Arifin menyebut, saat ia menyelam untuk memeriksa kondisi terumbu karang yang tercemar di dive site atau titik selam Halik Reef di perairan utara Gili Trawangan bulan Mei lalu, endapan atau sedimentasi yang menutupi terumbu karang sudah tebal sekira 30 sentimeter (cm).

“Waktu saya sama teman-teman menyelam di Halik bulan lalu, itu sedimentasi, endapan material limbahnya ada sekitar 30 senti, sepanjang lengan saya, tebal sekali, menutupi karang-karang di situ. Padahal Halik ini kan salah satu titik selam yang populer,” terangnya mendeskripsikan.   

“Jangan-jangan (pencemaran) ini sudah terjadi sejak lama,” imbuhnya.

Endapan material serupa lumpur atau tanah liat tampak menutupi terumbu karang di dalam laut di perairan Gili Trawangan, Kabupaten Lombok Utara, Nusa Tenggara Barat, Rabu (1/5/2024). (Sumber: Istimewa)

Menurutnya, terlambatnya pencemaran itu diketahui kemungkinan disebabkan oleh kurangnya pengawasan lembaga terkait seperti Balai Kawasan Konservasi Perairan Nasional (BKKPN) setempat. Ini, disebutnya lantaran kurangnya dukungan berupa fasilitas sarana dan prasarana pemerintah pada lembaga itu, seperti fasilitas boat atau perahu dan bahan bakar untuk melakukan patroli pengawasan di perairan sekitar.

“Kemungkinan karena kelemahan di sarana dan prasarana. SDM (sumber daya manusia)-nya tahu ada aturan, tapi tidak melakukan rutinitas monitoring itu secara reguler, sehingga telat sekali ketahuan (pencemaran) itu. Kenapa? Sarana dan prasarananya lemah, ada boat tapi tidak diberikan bahan bakar, istilahnya kekurangan logistik, sementara tantangannya semakin berat,” terang lelaki yang juga mengajar program studi Ilmu Tanah di Universitas Mataram ini. 

Baca Juga: Hampir Sepekan Krisis Air Bersih di Gili Trawangan, Warga Berjibaku Cari Sumber Alternatif

Arifin juga menilai, kekurangan sarana dan prasarana lembaga penegak disiplin itu mau tidak mau harus dipenuhi pemerintah. Sebab, jika mengandalkan pihak lain, akan berisiko melunturkan integritas lembaga terkait. 

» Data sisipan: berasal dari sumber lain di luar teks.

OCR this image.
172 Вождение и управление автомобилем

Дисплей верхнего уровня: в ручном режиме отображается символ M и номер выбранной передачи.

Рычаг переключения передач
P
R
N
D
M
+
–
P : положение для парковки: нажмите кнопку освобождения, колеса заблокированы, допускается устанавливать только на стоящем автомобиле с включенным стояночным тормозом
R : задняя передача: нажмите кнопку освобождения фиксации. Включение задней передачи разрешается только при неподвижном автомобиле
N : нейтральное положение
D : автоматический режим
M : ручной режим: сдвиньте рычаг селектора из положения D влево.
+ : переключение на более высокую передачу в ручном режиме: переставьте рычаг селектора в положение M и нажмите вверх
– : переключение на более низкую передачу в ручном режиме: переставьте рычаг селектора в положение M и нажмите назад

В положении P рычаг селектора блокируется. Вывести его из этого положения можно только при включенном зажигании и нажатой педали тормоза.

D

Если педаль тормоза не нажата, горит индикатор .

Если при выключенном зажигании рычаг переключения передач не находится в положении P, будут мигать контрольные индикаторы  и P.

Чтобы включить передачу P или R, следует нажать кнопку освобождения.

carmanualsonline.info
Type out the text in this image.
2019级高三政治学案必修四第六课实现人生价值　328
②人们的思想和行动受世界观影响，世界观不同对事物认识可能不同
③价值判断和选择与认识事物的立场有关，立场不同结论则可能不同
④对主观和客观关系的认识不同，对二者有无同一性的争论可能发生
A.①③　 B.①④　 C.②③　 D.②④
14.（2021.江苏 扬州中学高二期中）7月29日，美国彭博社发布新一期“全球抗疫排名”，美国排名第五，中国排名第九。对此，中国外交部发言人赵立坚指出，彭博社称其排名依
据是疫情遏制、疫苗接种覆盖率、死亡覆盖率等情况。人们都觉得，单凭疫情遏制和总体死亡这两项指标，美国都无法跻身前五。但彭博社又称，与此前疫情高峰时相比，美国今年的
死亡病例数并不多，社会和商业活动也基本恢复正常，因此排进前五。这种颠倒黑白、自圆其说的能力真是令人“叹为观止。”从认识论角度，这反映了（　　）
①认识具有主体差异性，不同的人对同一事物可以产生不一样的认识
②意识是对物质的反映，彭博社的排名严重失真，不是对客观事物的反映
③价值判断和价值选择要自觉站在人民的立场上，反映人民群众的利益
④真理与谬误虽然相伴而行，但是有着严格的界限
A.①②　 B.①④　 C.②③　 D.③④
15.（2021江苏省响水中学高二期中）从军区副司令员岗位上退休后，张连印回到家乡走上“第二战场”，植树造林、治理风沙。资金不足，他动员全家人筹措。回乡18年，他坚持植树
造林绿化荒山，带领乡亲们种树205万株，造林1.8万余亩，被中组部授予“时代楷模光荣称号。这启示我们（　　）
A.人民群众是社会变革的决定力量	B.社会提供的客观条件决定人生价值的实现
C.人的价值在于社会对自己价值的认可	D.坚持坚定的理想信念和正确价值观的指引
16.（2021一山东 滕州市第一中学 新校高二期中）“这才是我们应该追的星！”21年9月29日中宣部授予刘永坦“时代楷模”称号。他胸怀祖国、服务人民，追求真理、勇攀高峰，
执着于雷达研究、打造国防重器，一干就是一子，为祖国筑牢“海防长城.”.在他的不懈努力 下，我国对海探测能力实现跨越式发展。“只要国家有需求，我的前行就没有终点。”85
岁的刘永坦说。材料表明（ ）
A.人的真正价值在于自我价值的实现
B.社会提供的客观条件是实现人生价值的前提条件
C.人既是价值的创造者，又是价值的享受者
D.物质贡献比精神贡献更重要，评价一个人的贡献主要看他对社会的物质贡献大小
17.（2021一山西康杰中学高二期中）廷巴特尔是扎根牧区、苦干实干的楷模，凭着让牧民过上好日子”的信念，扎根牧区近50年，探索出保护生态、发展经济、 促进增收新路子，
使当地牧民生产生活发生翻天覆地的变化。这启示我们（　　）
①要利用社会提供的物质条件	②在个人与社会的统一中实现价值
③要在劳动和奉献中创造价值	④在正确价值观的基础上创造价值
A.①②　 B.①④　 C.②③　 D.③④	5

“Karena tidak ada bahan bakar, lalu BKKPN minta ke diveshop-diveshop, seolah dia jadi subordinasi (bawahan, red). Kan tidak bagus,” ujarnya.

“Kalau mau jaga integritas, kan harusnya jaga jarak (dengan pihak lain). Harusnya mereka diperkuat. Sehingga fungsi-fungsi enforcement (penegakan disiplin, red) itu terjadi.”

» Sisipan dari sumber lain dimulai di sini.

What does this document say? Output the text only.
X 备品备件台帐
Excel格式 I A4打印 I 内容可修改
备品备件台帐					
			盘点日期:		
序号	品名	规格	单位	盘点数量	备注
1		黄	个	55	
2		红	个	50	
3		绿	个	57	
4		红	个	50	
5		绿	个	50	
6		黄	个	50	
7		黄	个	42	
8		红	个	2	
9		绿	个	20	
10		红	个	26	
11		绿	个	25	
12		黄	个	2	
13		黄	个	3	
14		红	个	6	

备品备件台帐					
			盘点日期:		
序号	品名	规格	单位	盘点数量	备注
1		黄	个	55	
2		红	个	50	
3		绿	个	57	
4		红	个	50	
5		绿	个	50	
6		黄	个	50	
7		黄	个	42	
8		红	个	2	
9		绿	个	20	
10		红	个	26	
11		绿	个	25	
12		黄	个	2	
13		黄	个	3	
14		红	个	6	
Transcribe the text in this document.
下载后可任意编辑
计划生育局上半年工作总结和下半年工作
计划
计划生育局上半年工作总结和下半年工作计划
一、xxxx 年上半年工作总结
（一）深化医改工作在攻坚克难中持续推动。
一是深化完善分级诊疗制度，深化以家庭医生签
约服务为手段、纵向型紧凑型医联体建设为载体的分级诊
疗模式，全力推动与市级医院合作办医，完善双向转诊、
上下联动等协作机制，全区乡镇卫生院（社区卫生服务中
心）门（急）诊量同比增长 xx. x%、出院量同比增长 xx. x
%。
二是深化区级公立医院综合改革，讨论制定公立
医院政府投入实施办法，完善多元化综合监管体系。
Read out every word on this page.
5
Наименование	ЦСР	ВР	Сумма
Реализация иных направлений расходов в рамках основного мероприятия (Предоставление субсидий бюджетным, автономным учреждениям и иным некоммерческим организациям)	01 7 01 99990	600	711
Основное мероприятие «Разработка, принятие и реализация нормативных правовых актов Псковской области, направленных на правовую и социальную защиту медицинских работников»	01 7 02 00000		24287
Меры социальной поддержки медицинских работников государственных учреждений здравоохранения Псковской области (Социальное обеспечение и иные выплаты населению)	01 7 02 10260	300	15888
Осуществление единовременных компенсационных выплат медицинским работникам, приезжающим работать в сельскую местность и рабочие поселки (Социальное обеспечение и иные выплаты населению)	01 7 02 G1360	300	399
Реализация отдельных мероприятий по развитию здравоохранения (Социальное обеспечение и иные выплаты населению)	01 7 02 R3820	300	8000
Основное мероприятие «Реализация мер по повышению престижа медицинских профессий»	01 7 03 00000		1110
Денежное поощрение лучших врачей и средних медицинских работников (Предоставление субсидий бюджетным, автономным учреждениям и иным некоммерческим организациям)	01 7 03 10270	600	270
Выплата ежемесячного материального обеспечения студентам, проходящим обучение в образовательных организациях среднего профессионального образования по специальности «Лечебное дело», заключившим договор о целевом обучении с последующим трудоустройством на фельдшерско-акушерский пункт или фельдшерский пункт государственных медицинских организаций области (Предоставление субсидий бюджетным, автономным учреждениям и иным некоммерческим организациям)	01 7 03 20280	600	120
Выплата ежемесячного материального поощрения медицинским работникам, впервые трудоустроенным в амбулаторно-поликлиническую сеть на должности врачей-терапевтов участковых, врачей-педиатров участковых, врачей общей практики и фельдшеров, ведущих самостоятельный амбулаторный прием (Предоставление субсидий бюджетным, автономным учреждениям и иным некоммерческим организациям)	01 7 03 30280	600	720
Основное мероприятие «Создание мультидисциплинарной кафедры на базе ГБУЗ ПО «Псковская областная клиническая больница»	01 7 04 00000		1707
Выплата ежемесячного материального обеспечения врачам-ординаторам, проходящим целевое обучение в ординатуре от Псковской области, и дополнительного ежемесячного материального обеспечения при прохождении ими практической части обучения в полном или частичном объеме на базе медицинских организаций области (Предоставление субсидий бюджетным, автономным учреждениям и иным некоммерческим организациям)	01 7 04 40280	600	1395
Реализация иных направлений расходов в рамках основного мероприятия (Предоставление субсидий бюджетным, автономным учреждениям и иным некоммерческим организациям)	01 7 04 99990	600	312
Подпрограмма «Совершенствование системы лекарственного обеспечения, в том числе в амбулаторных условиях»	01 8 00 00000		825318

Arifin juga mengungkapkan keprihatinannya terkait penegakan disiplin terkait zonasi di perairan Gili Matra. Seperti diketahui, wilayah Kepulauan Gili Matra (Meno, Air, dan Trawangan) dibagi dalam sejumlah zonasi seperti Zona Perlindungan yang melarang segala aktivitas selam maupun pemancingan dan Zona Rehabilitasi yang bertujuan melindungi terumbu karang, dan sebagainya. 

“Masalah zonasi, sudah tidak ada penegakan disiplin. Tidak ada yang patroli. Dulu di utara pelabuhan, hanya ada satu titik yang boleh pasang jangkar, sekarang hampir di mana-mana boleh,” ungkapnya.

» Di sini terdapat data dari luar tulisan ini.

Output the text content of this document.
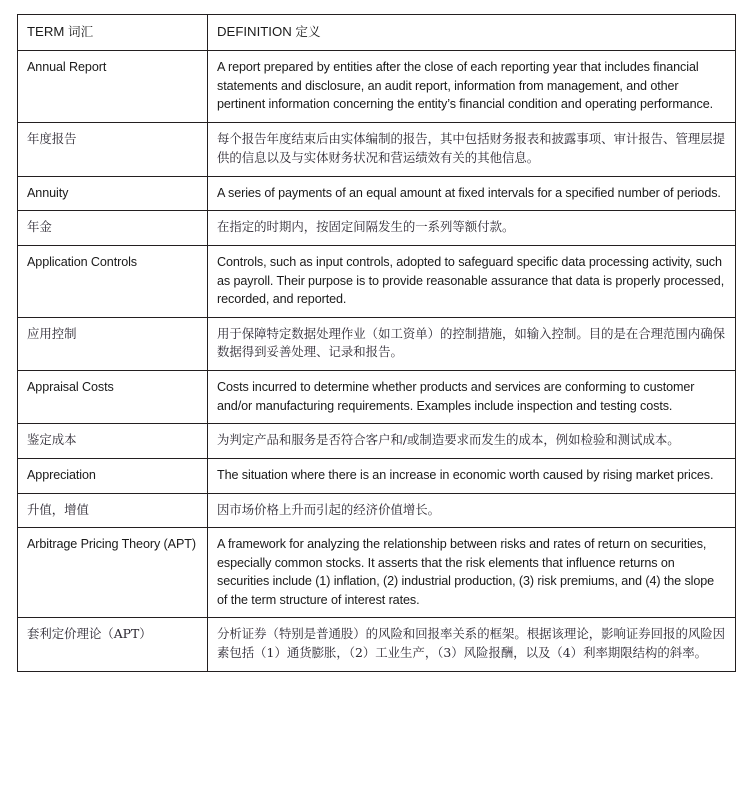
TERM 词汇	DEFINITION 定义
Annual Report	A report prepared by entities after the close of each reporting year that includes financial statements and disclosure, an audit report, information from management, and other pertinent information concerning the entity’s financial condition and operating performance.
年度报告	每个报告年度结束后由实体编制的报告，其中包括财务报表和披露事项、审计报告、管理层提供的信息以及与实体财务状况和营运绩效有关的其他信息。
Annuity	A series of payments of an equal amount at fixed intervals for a specified number of periods.
年金	在指定的时期内，按固定间隔发生的一系列等额付款。
Application Controls	Controls, such as input controls, adopted to safeguard specific data processing activity, such as payroll. Their purpose is to provide reasonable assurance that data is properly processed, recorded, and reported.
应用控制	用于保障特定数据处理作业（如工资单）的控制措施，如输入控制。目的是在合理范围内确保数据得到妥善处理、记录和报告。
Appraisal Costs	Costs incurred to determine whether products and services are conforming to customer and/or manufacturing requirements. Examples include inspection and testing costs.
鉴定成本	为判定产品和服务是否符合客户和/或制造要求而发生的成本，例如检验和测试成本。
Appreciation	The situation where there is an increase in economic worth caused by rising market prices.
升值，增值	因市场价格上升而引起的经济价值增长。
Arbitrage Pricing Theory (APT)	A framework for analyzing the relationship between risks and rates of return on securities, especially common stocks. It asserts that the risk elements that influence returns on securities include (1) inflation, (2) industrial production, (3) risk premiums, and (4) the slope of the term structure of interest rates.
套利定价理论（APT）	分析证券（特别是普通股）的风险和回报率关系的框架。根据该理论，影响证券回报的风险因素包括（1）通货膨胀，（2）工业生产，（3）风险报酬，以及（4）利率期限结构的斜率。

Namun, Arifin menilai, lembaga yang berwenang mengurusi perairan seperti BKKPN di perairan Gili Matra (Meno, Air, dan Trawangan) kini sudah jauh lebih baik ketimbang dulu.

“BKKPN sekarang semakin eksis dibanding dulu. Sekarang mereka paham betul perlunya regulasi dan sanksi. Perlu ada yang mengingatkan dan menghukum (jika ada pelanggaran atau pencemaran).”

“Pemerintah harus perkuat, kasih fasilitas infrastruktur, kemudian pembangunan SDM supaya semakin punya integritas dan disegani,” tutupnya.

Adapun kasus pencemaran bawah laut di perairan utara Gili Trawangan terungkap pada Mei lalu. PT Tiara Cipta Nirwana, perusahaan swasta yang digandeng Perusahaan Umum Daerah Air Minum (PDAM) Amerta Dayan Gunung untuk memproduksi air bersih dari air laut, dituding melakukan pencemaran itu. BKKPN Kupang Wilayah Kerja Taman Wisata Perairan Gili Meno, Air dan Trawangan lalu menyegel aktivitas pengeboran pipa intake milik PT TCN pada 6 Juni lalu.

Imbas dari kasus pencemaran itu, PT TCN dan PDAM lalu menghentikan pasokan air bersih ke seantero Gili Trawangan sejak Sabtu (22/6) hingga Kamis (27/6). Air bersih dilaporkan mulai mengalir kembali di Gili Trawangan pada Kamis sore (27/6).